Questions became more frequent and furious in March, when more details were uncovered about the checkered past of the airline and some of its executives by weekly newspaper The BVI Beacon.

For instance, it was made public that BVI Airways CEO Jerry  Willoughby, Executive Vice President Pauline Jones and Safety Director Joseph Pampalone all worked with a New York-based corporation called Baltia Air Lines, which has never operated a commercial flight or generated revenue despite being in existence since 1989, according to a U.S. Securities and Exchange Commission filing from March 2016 (Baltia rebranded to USGlobal Airways earlier this year, but still has yet to launch).

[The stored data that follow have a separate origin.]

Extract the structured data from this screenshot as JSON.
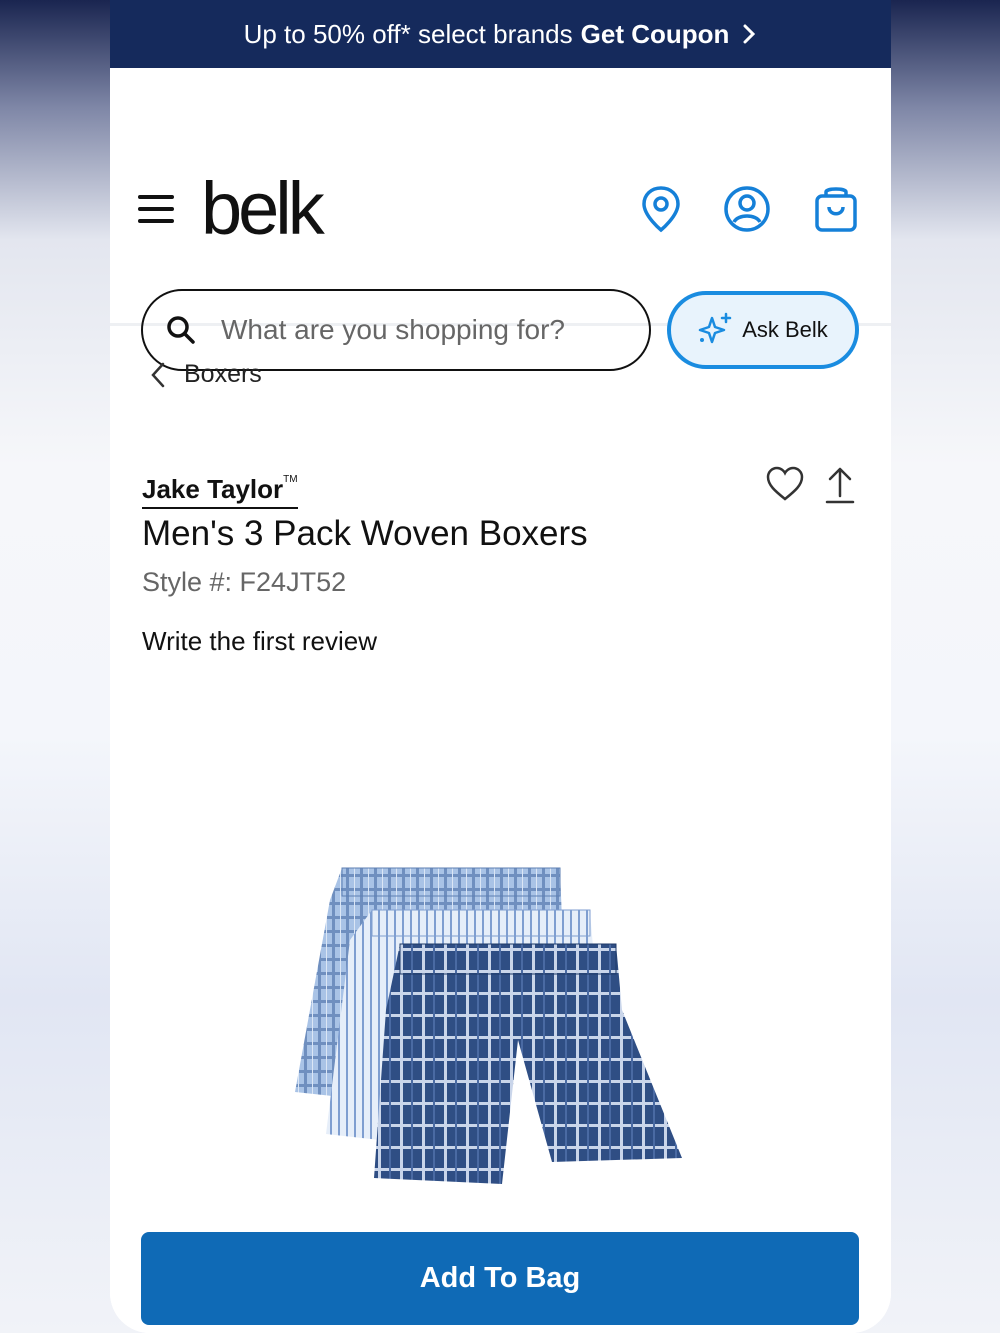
{
  "promo": {
    "text": "Up to 50% off* select brands",
    "link": "Get Coupon"
  },
  "header": {
    "logo": "belk"
  },
  "search": {
    "placeholder": "What are you shopping for?"
  },
  "ask": {
    "label": "Ask Belk"
  },
  "breadcrumb": {
    "label": "Boxers"
  },
  "product": {
    "brand": "Jake Taylor",
    "brand_mark": "TM",
    "title": "Men's 3 Pack Woven Boxers",
    "style": "Style #: F24JT52",
    "review_link": "Write the first review"
  },
  "cta": {
    "add_to_bag": "Add To Bag"
  },
  "colors": {
    "promo_bg": "#152a5c",
    "accent": "#1a8ce0",
    "button": "#0f6ab6"
  }
}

Willoughby denied playing a significant role with Baltia at the time, stating through his publicist that he was a “paid consultant” for a short period in 2010, but was never an executive or in senior management.

That statement, however, was contradicted by 2009 company filings with the U.S. Department of Transportation, which named him as a shareholder and director of flight operations. Willoughby’s own LinkedIn page also stated at the time that he was Baltia’s director of flight operations from April 2009 to October 2011 – the page was apparently taken down shortly after the BVI Airways CEO was questioned about his role with Baltia.

Another finding revealed at the time was that the company is partially owned by a Delaware-based entity named Colchester Aviation, shielding the identity of 25.9 percent of the BVI Airways shareholders. Premier Smith has declined to name all the BVI Airways shareholders on the grounds that such information would be “prejudicial” to the airline if it were public, but has not explained why that is.

Allegations of insider trading

BVI Opposition Leader Andrew Fahie has also made allegations that the company conducted insider trading and owed the government of Dominica money – though he has not provide any evidence to back these claims, which BVI Airways called slanderous.

BVI Airways was further hampered in March by objections filed by two other airlines with the U.S. Department of Transportation, asking the department to deny BVI Airways’ permit on the grounds that they were never served with the airline’s application, which they claimed was legally required. They also argued that BVI Airways’ relationship with government presents a conflict of interest and gives the airline an unfair competitive advantage.

The DOT granted the permit application over the objections of the rival airlines, and BVI Airways looked ready to launch after receiving U.S. Federal Aviation Administration and U.S. Transportation Security Administration approvals in late June and early July, respectively.

Layoffs in July

However, the airline laid off its entire flight crew soon after receiving those approvals.

In a written statement, BVI Airways executives attributed its financial woes to unfulfilled obligations by the government, as well as recent efforts to expand the territory’s airport.

The airport-expansion efforts, the executives claimed, hampered their ability to raise private capital because an expanded runway would attract competing airlines that would also offer direct flights to the United States. This claim was made despite the fact that the airport expansion project has been a priority for the BVI administration since it took power in 2011.

The executives also stated that government has “unfulfilled obligations” with the company, including promised updates to the airport’s terminal and additional Customs Department personnel.

The government, for its part, strongly disputed those claims.

“The government has provided all the financial support agreed between ourselves and BVI Airways, and furthermore, the Airports Authority has put in place most of what was agreed to enhance the arrivals and departure experience of BVI Airways passengers, including an office, additional seating, air conditioning and two ticket counters,” stated Premier Smith. “Having provided the agreed support, this government and people are awaiting the commencement of the much-anticipated direct Miami-BVI flight.”

Along with the motion of no confidence, the premier is also scheduled this week to be questioned by opposition members about whether government can recover its investment – now at some US$7.2 million – and whether the airline would require more public funding to launch.